Kağan ve adamları kapıyı kırıp içeriye girdiklerinde Hamza ve ben silahımızı onlara doğrulttuk.

"Herkes kendi çöplüğünde ötmeli diye düşünüyorum Ateş. Yanlış mıyım? Anlamayacağın işlere burnunu sokuyorsun. Sen gidip camilerde cemaatle namazını kılsan daha uygun olmaz mıydı? Bu şekilde güzel karın ve sana zarar vermek zorunda kalmazdım ha?" Leyla yanımda dimdik duruyordu. Kulağıma fısıldadığı özür için karşımdaki adamı boğabilirdim. Allah korkum olmasa canını almaktan bir saniye bile çekinmezdim.

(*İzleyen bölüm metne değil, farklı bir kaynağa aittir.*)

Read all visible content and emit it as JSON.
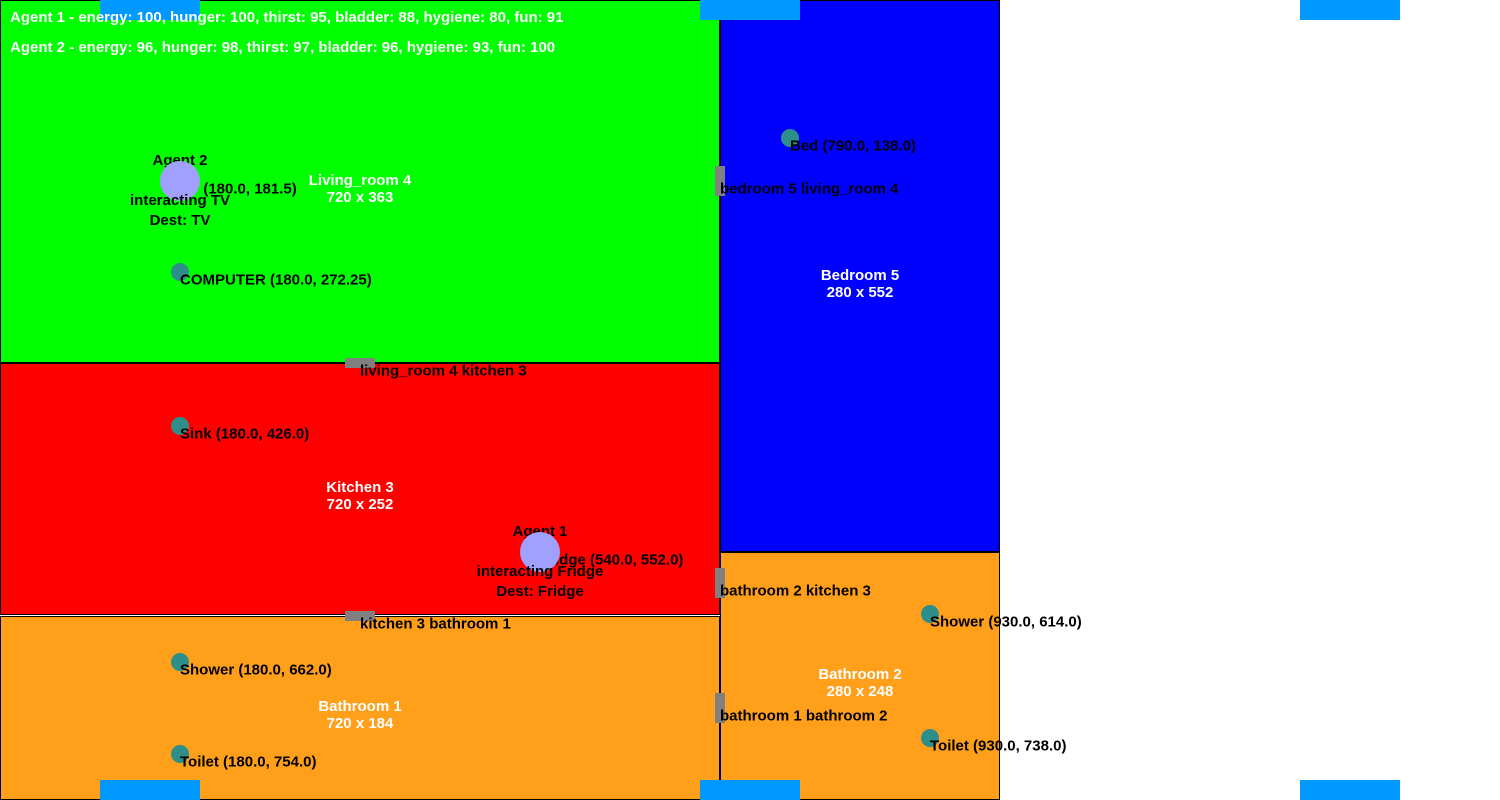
{
  "status": {
    "agent1": "Agent 1 - energy: 100, hunger: 100, thirst: 95, bladder: 88, hygiene: 80, fun: 91",
    "agent2": "Agent 2 - energy: 96, hunger: 98, thirst: 97, bladder: 96, hygiene: 93, fun: 100"
  },
  "rooms": {
    "living_room": {
      "name": "Living_room 4",
      "size": "720 x 363",
      "color": "#00ff00"
    },
    "kitchen": {
      "name": "Kitchen 3",
      "size": "720 x 252",
      "color": "#ff0000"
    },
    "bedroom": {
      "name": "Bedroom 5",
      "size": "280 x 552",
      "color": "#0000ff"
    },
    "bathroom1": {
      "name": "Bathroom 1",
      "size": "720 x 184",
      "color": "#ff9f1a"
    },
    "bathroom2": {
      "name": "Bathroom 2",
      "size": "280 x 248",
      "color": "#ff9f1a"
    }
  },
  "objects": {
    "computer": "COMPUTER (180.0, 272.25)",
    "bed": "Bed (790.0, 138.0)",
    "sink": "Sink (180.0, 426.0)",
    "fridge": "Fridge (540.0, 552.0)",
    "tv": "TV (180.0, 181.5)",
    "shower1": "Shower (180.0, 662.0)",
    "toilet1": "Toilet (180.0, 754.0)",
    "shower2": "Shower (930.0, 614.0)",
    "toilet2": "Toilet (930.0, 738.0)"
  },
  "doors": {
    "bedroom_living": "bedroom 5 living_room 4",
    "living_kitchen": "living_room 4 kitchen 3",
    "bath2_kitchen": "bathroom 2 kitchen 3",
    "kitchen_bath1": "kitchen 3 bathroom 1",
    "bath1_bath2": "bathroom 1 bathroom 2"
  },
  "agents": {
    "agent1": {
      "name": "Agent 1",
      "action": "interacting Fridge",
      "dest": "Dest: Fridge"
    },
    "agent2": {
      "name": "Agent 2",
      "action": "interacting TV",
      "dest": "Dest: TV"
    }
  },
  "colors": {
    "object": "#2e8f8a",
    "agent": "#a0a0ff",
    "door": "#808080",
    "window": "#0099ff"
  }
}
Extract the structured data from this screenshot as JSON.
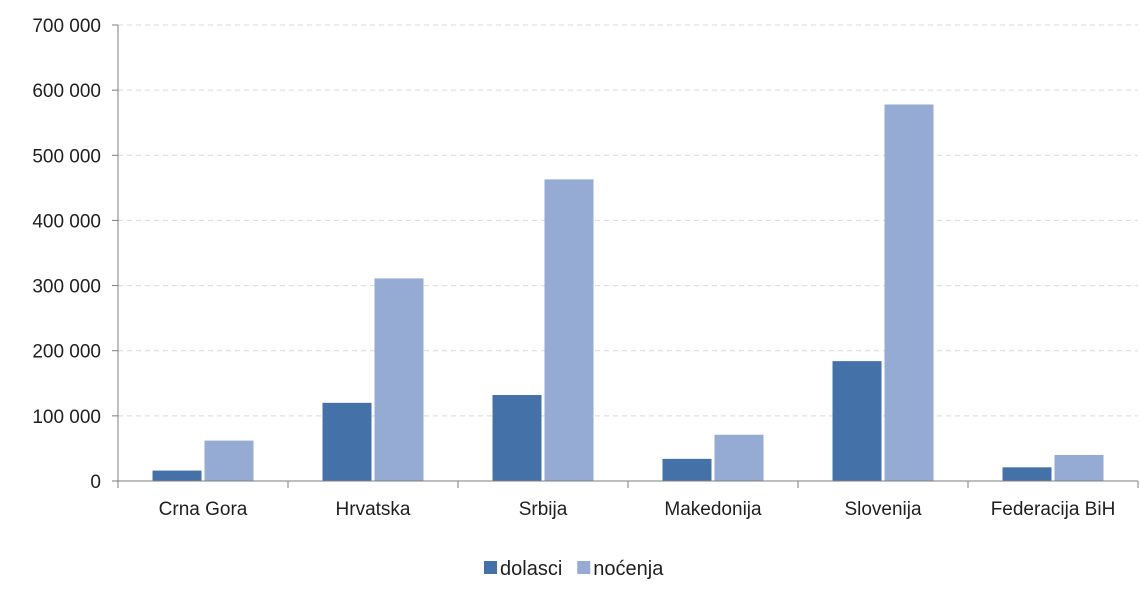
{
  "chart_data": {
    "type": "bar",
    "categories": [
      "Crna Gora",
      "Hrvatska",
      "Srbija",
      "Makedonija",
      "Slovenija",
      "Federacija BiH"
    ],
    "series": [
      {
        "name": "dolasci",
        "color": "#4472a8",
        "values": [
          16000,
          120000,
          132000,
          34000,
          184000,
          21000
        ]
      },
      {
        "name": "noćenja",
        "color": "#95abd3",
        "values": [
          62000,
          311000,
          463000,
          71000,
          578000,
          40000
        ]
      }
    ],
    "ylim": [
      0,
      700000
    ],
    "yticks": [
      0,
      100000,
      200000,
      300000,
      400000,
      500000,
      600000,
      700000
    ],
    "ytick_labels": [
      "0",
      "100 000",
      "200 000",
      "300 000",
      "400 000",
      "500 000",
      "600 000",
      "700 000"
    ],
    "grid": true,
    "legend_position": "bottom-center"
  }
}
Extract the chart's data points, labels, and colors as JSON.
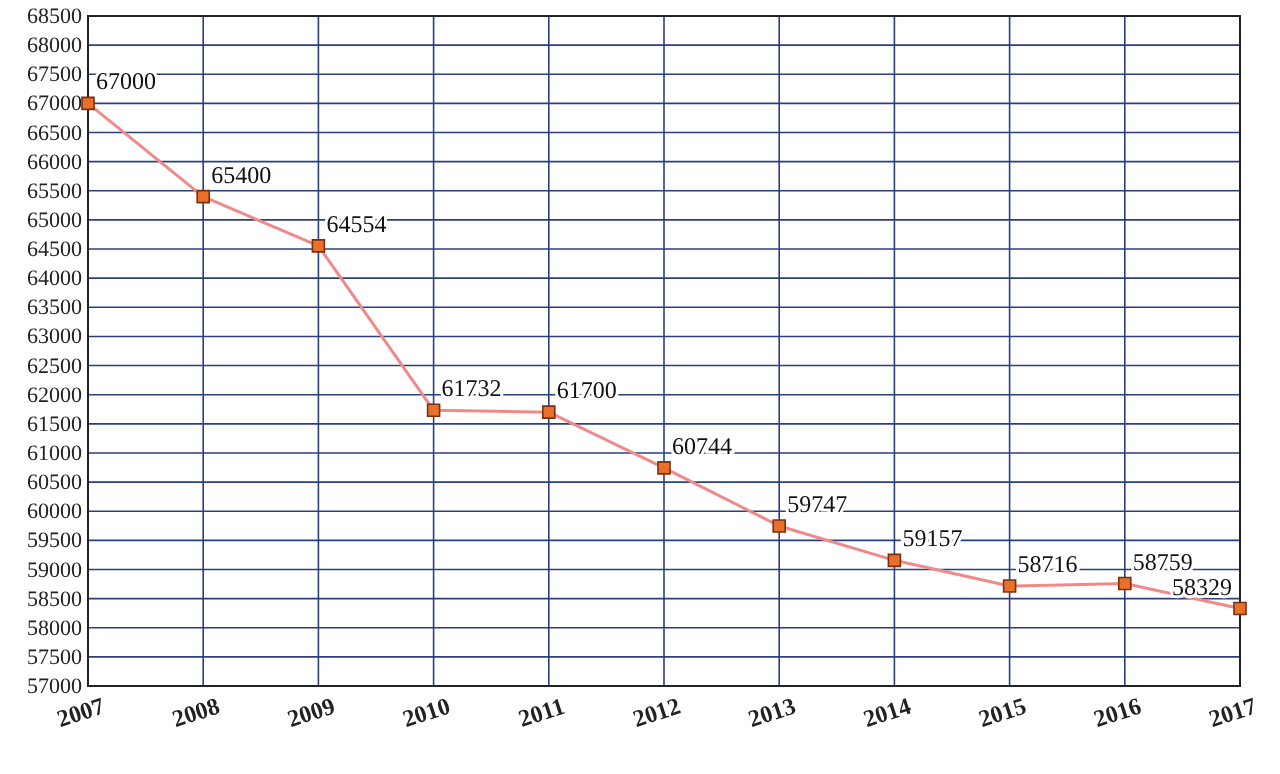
{
  "chart_data": {
    "type": "line",
    "x": [
      2007,
      2008,
      2009,
      2010,
      2011,
      2012,
      2013,
      2014,
      2015,
      2016,
      2017
    ],
    "series": [
      {
        "color": "#f08a8a",
        "values": [
          67000,
          65400,
          64554,
          61732,
          61700,
          60744,
          59747,
          59157,
          58716,
          58759,
          58329
        ]
      }
    ],
    "xlim": [
      2007,
      2017
    ],
    "xticks": [
      2007,
      2008,
      2009,
      2010,
      2011,
      2012,
      2013,
      2014,
      2015,
      2016,
      2017
    ],
    "ylim": [
      57000,
      68500
    ],
    "yticks": [
      57000,
      57500,
      58000,
      58500,
      59000,
      59500,
      60000,
      60500,
      61000,
      61500,
      62000,
      62500,
      63000,
      63500,
      64000,
      64500,
      65000,
      65500,
      66000,
      66500,
      67000,
      67500,
      68000,
      68500
    ],
    "grid": true,
    "marker": "square",
    "line_style": "solid",
    "data_labels": true
  }
}
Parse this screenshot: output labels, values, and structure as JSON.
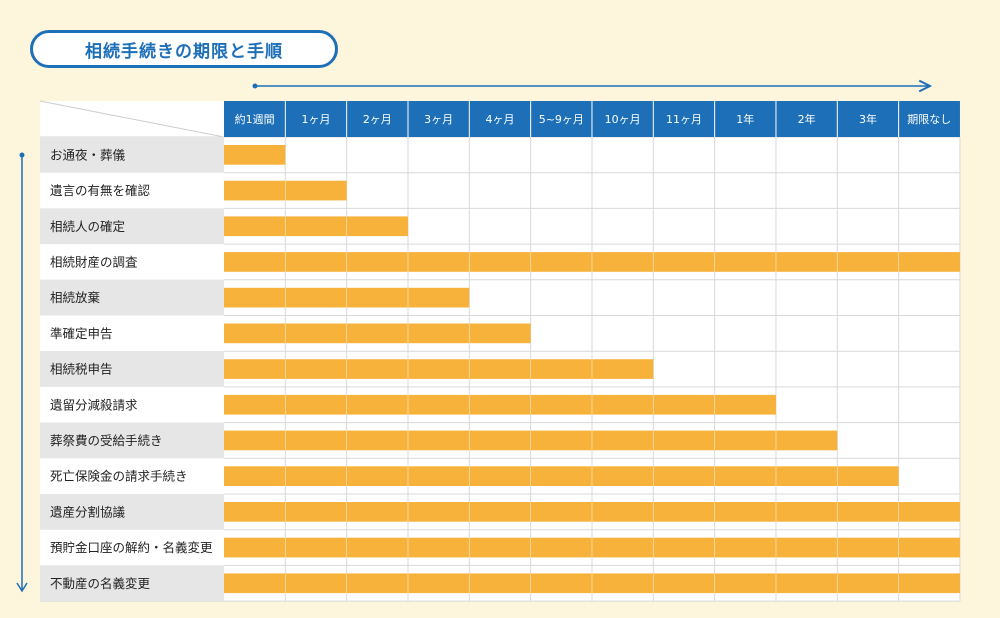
{
  "title": "相続手続きの期限と手順",
  "colors": {
    "background": "#fdf6dc",
    "header_bg": "#1d6fb8",
    "bar": "#f7b23b",
    "label_bg_odd": "#e6e6e6",
    "label_bg_even": "#ffffff",
    "accent": "#1d6fb8"
  },
  "chart_data": {
    "type": "bar",
    "orientation": "horizontal-gantt",
    "title": "相続手続きの期限と手順",
    "columns": [
      "約1週間",
      "1ヶ月",
      "2ヶ月",
      "3ヶ月",
      "4ヶ月",
      "5~9ヶ月",
      "10ヶ月",
      "11ヶ月",
      "1年",
      "2年",
      "3年",
      "期限なし"
    ],
    "tasks": [
      {
        "name": "お通夜・葬儀",
        "end_column": 1
      },
      {
        "name": "遺言の有無を確認",
        "end_column": 2
      },
      {
        "name": "相続人の確定",
        "end_column": 3
      },
      {
        "name": "相続財産の調査",
        "end_column": 12
      },
      {
        "name": "相続放棄",
        "end_column": 4
      },
      {
        "name": "準確定申告",
        "end_column": 5
      },
      {
        "name": "相続税申告",
        "end_column": 7
      },
      {
        "name": "遺留分減殺請求",
        "end_column": 9
      },
      {
        "name": "葬祭費の受給手続き",
        "end_column": 10
      },
      {
        "name": "死亡保険金の請求手続き",
        "end_column": 11
      },
      {
        "name": "遺産分割協議",
        "end_column": 12
      },
      {
        "name": "預貯金口座の解約・名義変更",
        "end_column": 12
      },
      {
        "name": "不動産の名義変更",
        "end_column": 12
      }
    ],
    "time_axis": "horizontal-arrow",
    "order_axis": "vertical-arrow",
    "grid": true
  }
}
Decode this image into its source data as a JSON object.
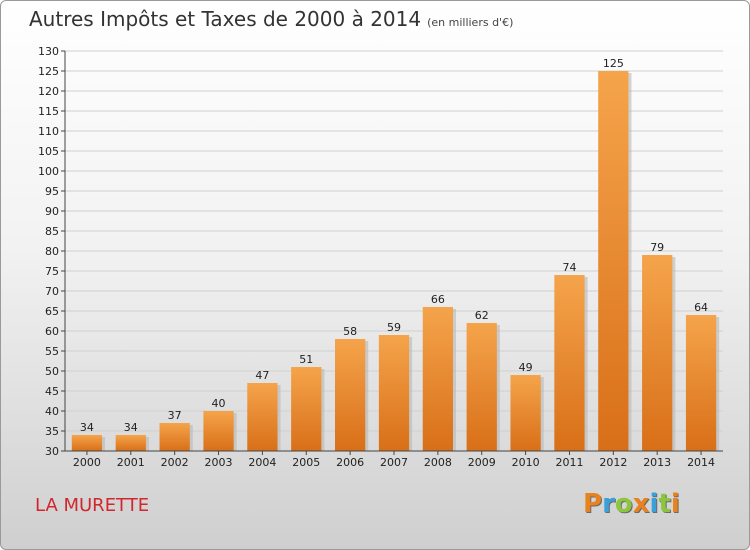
{
  "title": "Autres Impôts et Taxes de 2000 à 2014",
  "unit": "(en milliers d'€)",
  "commune": "LA MURETTE",
  "logo": {
    "letters": [
      "P",
      "r",
      "o",
      "x",
      "i",
      "t",
      "i"
    ],
    "colors": [
      "#e8821e",
      "#3aa0d8",
      "#8cc63f",
      "#e8821e",
      "#3aa0d8",
      "#8cc63f",
      "#e8821e"
    ]
  },
  "colors": {
    "bar_top": "#f5a44b",
    "bar_bottom": "#d86f18",
    "grid": "#d0d0d0",
    "axis": "#444444"
  },
  "chart_data": {
    "type": "bar",
    "categories": [
      "2000",
      "2001",
      "2002",
      "2003",
      "2004",
      "2005",
      "2006",
      "2007",
      "2008",
      "2009",
      "2010",
      "2011",
      "2012",
      "2013",
      "2014"
    ],
    "values": [
      34,
      34,
      37,
      40,
      47,
      51,
      58,
      59,
      66,
      62,
      49,
      74,
      125,
      79,
      64
    ],
    "ylim": [
      30,
      130
    ],
    "ytick_step": 5,
    "grid": true
  }
}
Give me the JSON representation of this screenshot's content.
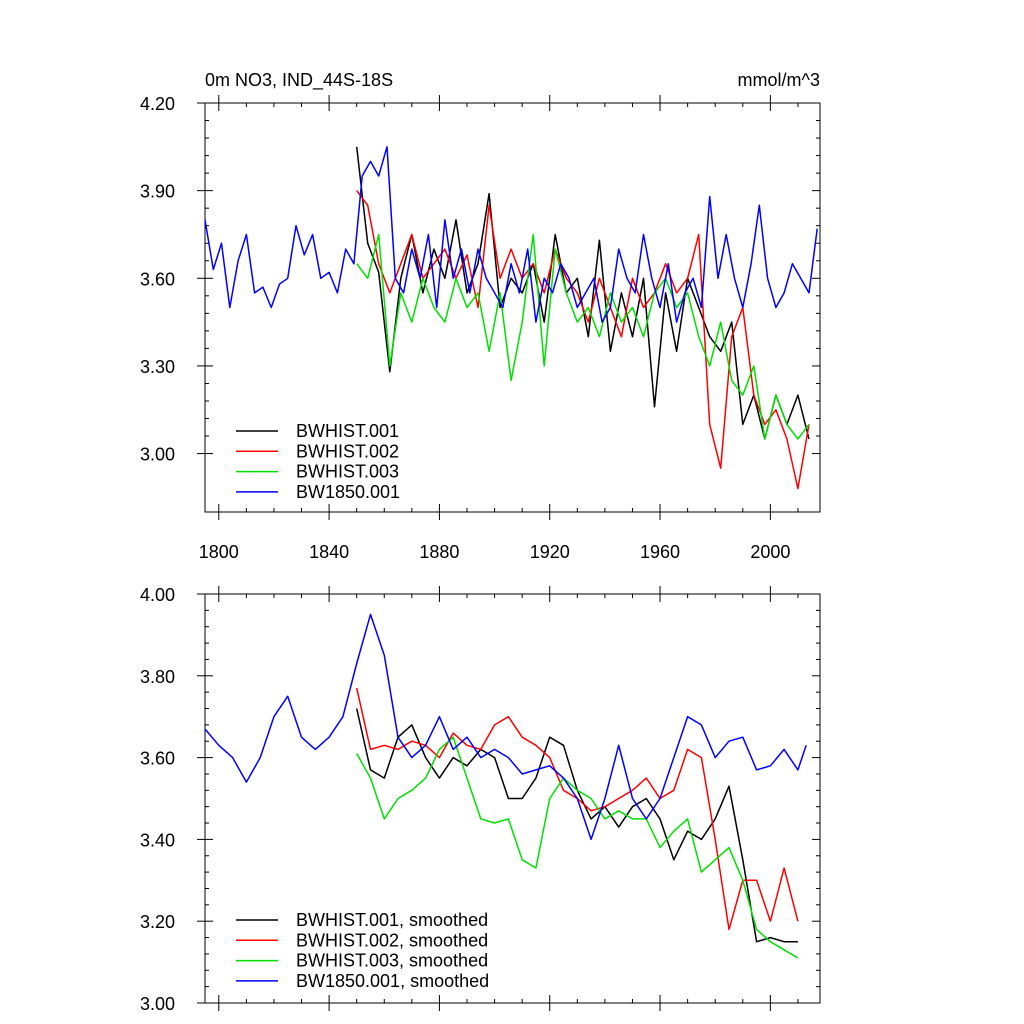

"Namusum söz konusu olmadıkça şu tetiğe basmayacağımı biliyorsun Kağan. Şu an tereddüt etmeyeceğimi de bilmen gerekir. Söylediğin her söz bir dakika sonra sana yapacaklarımın sebebi olacak." Kağan pis pis sırıtarak arkasındaki adamlara güvenip bana karşı bir adım attığı anda bacağına sıktım. Adamları ise bu hareketime karşılık daha tehditvari biçimde konuşlandılar.

"Bunu yaptığına pişman edeceğim seni!" Salyalarını akıta akıta söylediği sözlerinin hemen ardından koridorda Demir ve Ali'nin sesi yankılandı. Adamların dikkatinin dağılmasını fırsat bilen Leyla birden Kağan'a saldırdı ve attığı tekmeyle elindeki silahın fırlamasına sebep oldu. Atik bir hareketle benim kurşun sıktığım bölgeyi hedef alıp onu etkisiz hale getirdi. Boğazına dayadığı bıçakla şok olmuştum. Bu kız neler yapıyordu böyle? Saniyeler içinde yaptığı şovu beni şaşkına çevirmişti. Hamza ve ben adamların müdahale etmesini engellemek dışında bir şey yapamamıştık. Hemen ardından ise Demir ve Ali adamları teker teker paketleyip yanımıza gelmişti. Demir gelip boynuma sarılırken Ali, Kağan için adamlarına emir vermekle meşguldü.